Imediatamente após a ingestão de yagé, o usuário vomita; em seguida, começam os efeitos propriamente ditos: embriaguez acompanhada por alucinações e espoucar de luzes coloridas. Também pode ocorrer insonia, perda de coordenação e vertigens. à medida que os efeitos se intensificão, as alucinações entram num grau mais avançado e o usuário pode experimentar um aumento de visão noturna e um desenvolvimento da energia psíquica, assim como uma estimulação dos sentidos sexuais

a harmina produz efeitos e sensações semelhantes aos da mescalina, acrescidos de embriaguez. afirma-se que a droga aumenta a percepção extra-sensorial, fazendo com que o usuário adquira a capacidade de prever eventos futuros”.
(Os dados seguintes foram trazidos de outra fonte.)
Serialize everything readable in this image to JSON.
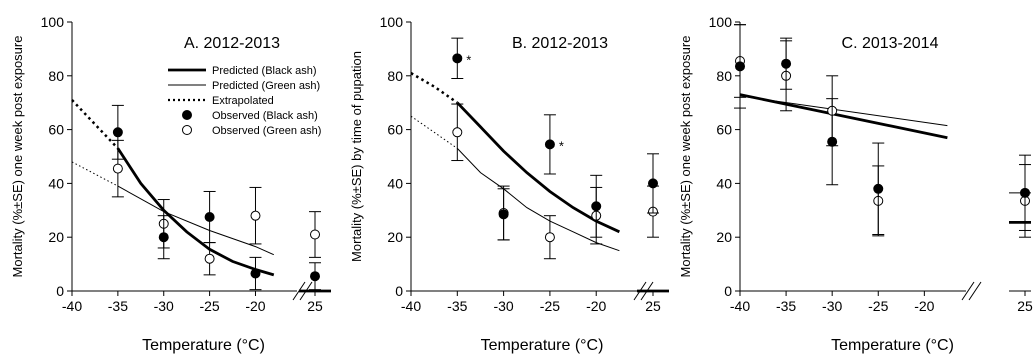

assim fica mais claro entender porque ele nominou “barato definitivo”. porém, até chegar ao yage, willian percorreu uma trilha úmida e quente, passando por quartos de hotéis baratos com meninos imberbes, insaciáveis e ladrões, além de embates com funcionários públicos corruptos. esse painel é apresentado a ginsberg, ajundando na construção estereotipada do gringo sobre a AL. eu prefiro fazer uma metáfora do explorador obcecado em achar a cidade dourada e despojar tudo o que puder até vomitar. e foi exatamente isso que ele fez, porém nem assim conseguiu, naquele momento, o barato definitivo.